Five Probable Contributory Factors were also identified as:

  • Prevailing cold front with thunderstorm activity in the Vienna TMA.
  • Lack of listening capability of several aircraft that were on the Wien Approach Radar Control frequency.
  • Overload of the Radar Executive controller due to traffic deviation attributable to the prevailing weather conditions which resulted in a complex traffic situation and a busy frequency.
  • The update rate and the time-delayed altitude display of the surveillance radar system.
  • Insufficient consideration of the weather in ATC sector planning.

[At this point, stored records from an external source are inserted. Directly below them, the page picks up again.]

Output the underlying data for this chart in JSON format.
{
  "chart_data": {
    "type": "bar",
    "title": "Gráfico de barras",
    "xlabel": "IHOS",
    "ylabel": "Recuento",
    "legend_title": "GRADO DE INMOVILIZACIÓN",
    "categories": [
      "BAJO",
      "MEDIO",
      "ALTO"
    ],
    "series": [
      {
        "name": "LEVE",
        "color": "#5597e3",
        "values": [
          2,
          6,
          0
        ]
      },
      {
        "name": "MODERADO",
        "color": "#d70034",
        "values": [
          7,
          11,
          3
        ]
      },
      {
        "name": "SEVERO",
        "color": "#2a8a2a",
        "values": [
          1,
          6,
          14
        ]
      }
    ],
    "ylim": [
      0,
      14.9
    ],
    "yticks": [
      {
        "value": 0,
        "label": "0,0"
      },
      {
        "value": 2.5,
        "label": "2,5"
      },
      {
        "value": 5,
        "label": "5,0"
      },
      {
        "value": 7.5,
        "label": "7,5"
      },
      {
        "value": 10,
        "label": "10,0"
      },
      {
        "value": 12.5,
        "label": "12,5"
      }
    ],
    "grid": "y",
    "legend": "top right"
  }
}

Safety Action taken by the ANSP was noted to have consisted of scheduling by default an additional approach radar sector to cover the regularly higher traffic level typical of the period around midday and notifying their controllers of their reasoning that it would relieve the workload of individual controllers at this time.

The Final Report was published in the definitive German language and simultaneously in an English language translation on 6 July 2023. No Safety Recommendations were issued as result of the Investigation “as the air navigation service provider had already taken (relevant) actions” and no explanation was provided as to why over six years had elapsed before the Report had been published.